Played by Fame

TV review by
Melissa Camacho, Common Sense Media
Played by Fame TV Poster Image
Celebs' pranks on fans aren't too mean; still some iffiness.

Parents say

age 11+
Based on 1 review

Kids say

age 13+
Based on 1 review

A lot or a little?

The parents' guide to what's in this TV show.

Positive messages

Fans get "played" by their favorite celebs. There's a good deal of lying and scheming to get the pranks to work, but the show isn't intended to be mean spirited. The host claims that the show is about acting "retarded." The cast is primarily African American; occasional secondary characters are Caucasian. Subtle references are occasionally made about differences in race.

Violence

Frustrated fans occasionally make references to hurting someone. One fan states that he wanted to "cut a person out."

Sex

Some sexual innuendo. Sexy dancing is occasionally shown. One episode features partially dressed gay men at a party (but no nudity is shown).

Language

Audible language includes words like "ass," "damn," and "pissed." Stronger choices -- like "f--k" and "s--t" -- are bleeped.

Consumerism

The series highlights a variety of African-American celebrities, ranging from rap singer Ludacris to actresses like Wendy Raquel Robinson.

Drinking, drugs & smoking

Visible drinking (champagne, mixed drinks). Occasional mild references to people being high.

What parents need to know

Parents need to know that although this practical joke show -- which features celebrities playing pranks on unsuspecting fans -- isn't particularly mean spirited, there's still plenty of scheming and behind-the-scenes laughter at the fans' expense. You an also expect some sexual innuendo, drinking (wine, champagne), mild drug references, and lots of strong language (plenty is audible, but words like "f--k" and "s--t" are bleeped).

User Reviews

Parent of a 13, 16, 16, 18+, and 18+ year old Written bydrr March 1, 2009

We had a great time laughing!

I was able to watch the show with my kids, we laughed the whole show. We have seen some risky scenes, bur my kids were aged appropriate to handle it. PLAYED by... Continue reading
Teen, 13 years old Written byshauntay123 March 5, 2010
love it

What's the story?

In PLAYED BY FAME, unsuspecting fans are "pranked" by their favorite celebrities. Hosted by Al Shearer, the show invites stars like The Game's Wendy Raquel Robinson, former America's Next Top Model contestant Toccara, and rap artist Ludacris to allow a fan to spend an entire day with them. But instead of the dream experience the devoted fan was hoping for, the celebs lead their unwary admirers into a series of situations that have been specifically set up to give the fan nightmares. From jumping over brooms to train dogs to fending off obvious advances from the celebrity's supposed "friends," each fan tries to enjoy their time while simultaneously attempting to cope with the weirdness. And at the end of the day, just when it doesn't seem like things can get any stranger, the truth is revealed.

Is it any good?

Despite the behind-the-scenes laughter from those in on the day's pranks, Played by Fame doesn't come across as particularly mean spirited. In fact, while much of the show's humor comes from the unsuspecting fans' reactions, plenty of laughs also come from the performances of the various celebrities -- who must find ways to keep the pretense going all day.

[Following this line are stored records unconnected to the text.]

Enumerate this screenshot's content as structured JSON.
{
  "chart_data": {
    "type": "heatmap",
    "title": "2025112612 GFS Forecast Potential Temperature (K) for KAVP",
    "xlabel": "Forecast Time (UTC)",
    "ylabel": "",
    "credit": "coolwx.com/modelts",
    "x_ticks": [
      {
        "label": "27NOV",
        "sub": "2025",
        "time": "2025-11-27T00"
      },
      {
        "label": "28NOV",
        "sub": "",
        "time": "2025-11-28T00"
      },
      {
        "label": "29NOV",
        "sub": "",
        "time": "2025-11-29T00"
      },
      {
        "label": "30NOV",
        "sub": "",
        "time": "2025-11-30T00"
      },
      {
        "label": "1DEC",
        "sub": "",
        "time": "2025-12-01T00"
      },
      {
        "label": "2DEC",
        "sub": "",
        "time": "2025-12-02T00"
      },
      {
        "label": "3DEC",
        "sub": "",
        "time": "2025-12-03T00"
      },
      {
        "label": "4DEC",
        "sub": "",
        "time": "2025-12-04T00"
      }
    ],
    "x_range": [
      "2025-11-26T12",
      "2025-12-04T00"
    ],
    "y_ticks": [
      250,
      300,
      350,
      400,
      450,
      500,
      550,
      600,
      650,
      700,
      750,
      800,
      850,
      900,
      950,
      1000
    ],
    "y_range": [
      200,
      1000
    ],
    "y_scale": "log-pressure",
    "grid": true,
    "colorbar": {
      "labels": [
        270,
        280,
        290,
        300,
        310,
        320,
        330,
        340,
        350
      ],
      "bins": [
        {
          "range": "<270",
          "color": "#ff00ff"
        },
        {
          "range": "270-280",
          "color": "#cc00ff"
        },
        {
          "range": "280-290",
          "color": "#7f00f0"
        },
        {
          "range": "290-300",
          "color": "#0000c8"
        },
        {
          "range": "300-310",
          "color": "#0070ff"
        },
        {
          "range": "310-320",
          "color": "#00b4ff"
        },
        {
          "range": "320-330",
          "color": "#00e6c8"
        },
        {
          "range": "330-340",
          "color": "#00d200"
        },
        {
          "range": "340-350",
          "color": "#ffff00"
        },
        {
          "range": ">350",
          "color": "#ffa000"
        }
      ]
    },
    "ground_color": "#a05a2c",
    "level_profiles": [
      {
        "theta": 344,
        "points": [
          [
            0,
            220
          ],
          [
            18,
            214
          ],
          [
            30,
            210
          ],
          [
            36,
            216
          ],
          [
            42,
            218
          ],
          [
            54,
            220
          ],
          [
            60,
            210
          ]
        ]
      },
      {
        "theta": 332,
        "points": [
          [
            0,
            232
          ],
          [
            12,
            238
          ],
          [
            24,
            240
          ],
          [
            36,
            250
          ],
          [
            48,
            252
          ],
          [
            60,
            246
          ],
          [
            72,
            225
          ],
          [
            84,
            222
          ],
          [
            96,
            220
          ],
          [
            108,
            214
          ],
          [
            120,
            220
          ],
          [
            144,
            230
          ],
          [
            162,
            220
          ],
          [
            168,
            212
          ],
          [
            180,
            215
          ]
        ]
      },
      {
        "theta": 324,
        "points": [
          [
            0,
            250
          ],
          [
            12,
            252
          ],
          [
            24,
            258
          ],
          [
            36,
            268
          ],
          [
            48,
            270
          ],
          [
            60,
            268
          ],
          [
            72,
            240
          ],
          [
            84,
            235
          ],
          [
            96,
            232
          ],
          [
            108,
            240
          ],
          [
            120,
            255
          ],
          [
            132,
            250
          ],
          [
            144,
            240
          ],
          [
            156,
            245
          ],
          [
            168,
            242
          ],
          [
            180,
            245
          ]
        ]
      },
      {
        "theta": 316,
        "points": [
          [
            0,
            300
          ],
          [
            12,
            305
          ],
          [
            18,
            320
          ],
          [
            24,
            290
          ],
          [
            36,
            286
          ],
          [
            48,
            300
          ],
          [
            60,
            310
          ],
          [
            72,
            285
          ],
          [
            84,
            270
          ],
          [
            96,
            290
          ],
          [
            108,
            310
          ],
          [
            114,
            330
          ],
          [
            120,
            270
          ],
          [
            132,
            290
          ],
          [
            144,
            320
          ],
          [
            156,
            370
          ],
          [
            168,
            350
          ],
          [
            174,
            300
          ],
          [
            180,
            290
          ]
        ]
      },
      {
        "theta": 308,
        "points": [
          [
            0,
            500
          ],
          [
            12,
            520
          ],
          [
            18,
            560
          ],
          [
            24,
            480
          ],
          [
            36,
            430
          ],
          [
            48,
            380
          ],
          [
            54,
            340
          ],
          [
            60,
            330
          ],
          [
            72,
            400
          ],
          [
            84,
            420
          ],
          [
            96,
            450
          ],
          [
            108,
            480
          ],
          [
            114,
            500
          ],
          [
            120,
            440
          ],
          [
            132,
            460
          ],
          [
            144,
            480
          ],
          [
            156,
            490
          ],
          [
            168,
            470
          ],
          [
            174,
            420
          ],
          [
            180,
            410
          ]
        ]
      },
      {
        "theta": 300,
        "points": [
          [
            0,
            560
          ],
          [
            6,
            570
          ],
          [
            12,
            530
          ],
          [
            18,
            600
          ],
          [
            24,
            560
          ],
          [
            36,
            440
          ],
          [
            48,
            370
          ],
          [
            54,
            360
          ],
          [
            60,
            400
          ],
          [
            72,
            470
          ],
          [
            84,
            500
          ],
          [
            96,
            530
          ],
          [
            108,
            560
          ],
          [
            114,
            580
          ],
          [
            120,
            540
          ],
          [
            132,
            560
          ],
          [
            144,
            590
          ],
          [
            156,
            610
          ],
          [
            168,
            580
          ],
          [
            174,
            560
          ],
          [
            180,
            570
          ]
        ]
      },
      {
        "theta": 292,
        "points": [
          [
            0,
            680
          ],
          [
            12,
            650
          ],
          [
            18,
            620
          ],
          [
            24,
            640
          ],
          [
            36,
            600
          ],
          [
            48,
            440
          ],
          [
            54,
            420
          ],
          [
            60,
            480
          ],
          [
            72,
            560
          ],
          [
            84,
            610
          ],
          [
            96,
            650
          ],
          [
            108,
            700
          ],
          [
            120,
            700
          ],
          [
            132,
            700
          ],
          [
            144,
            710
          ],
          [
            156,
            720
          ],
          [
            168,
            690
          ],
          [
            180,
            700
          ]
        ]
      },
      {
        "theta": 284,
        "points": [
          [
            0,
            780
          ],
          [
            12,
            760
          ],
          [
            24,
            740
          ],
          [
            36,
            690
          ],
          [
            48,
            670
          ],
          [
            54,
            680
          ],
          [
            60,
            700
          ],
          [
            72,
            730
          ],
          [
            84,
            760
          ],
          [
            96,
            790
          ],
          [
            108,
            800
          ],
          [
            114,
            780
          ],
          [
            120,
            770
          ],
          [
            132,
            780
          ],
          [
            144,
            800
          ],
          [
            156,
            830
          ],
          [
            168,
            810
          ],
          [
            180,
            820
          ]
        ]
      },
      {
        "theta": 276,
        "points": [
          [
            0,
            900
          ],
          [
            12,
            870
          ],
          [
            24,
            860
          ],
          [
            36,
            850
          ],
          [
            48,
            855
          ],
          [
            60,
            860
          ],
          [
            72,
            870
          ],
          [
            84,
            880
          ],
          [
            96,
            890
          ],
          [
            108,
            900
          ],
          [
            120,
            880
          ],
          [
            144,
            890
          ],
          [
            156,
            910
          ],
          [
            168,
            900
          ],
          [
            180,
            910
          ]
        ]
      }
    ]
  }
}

But not all of the show's funny moments are appropriate for young viewers. Some of the jokes rely on strong sexual innuendo, while others incorporate drinking and drug references to make them believable. Meanwhile, both the celebrities and their fans use lots of strong language. But teens mature enough to handle the content who like prank shows will probably enjoy it.

Talk to your kids about ...

  • Families can talk about why celebrities would choose to play jokes on their fans. Do you think it's a good idea for them to toy with their admirers? What risks are involved? Does this show help or hurt the celebrities' image? Families can also discuss the difference between playing a practical joke on someone and just being mean. When does a prank go too far?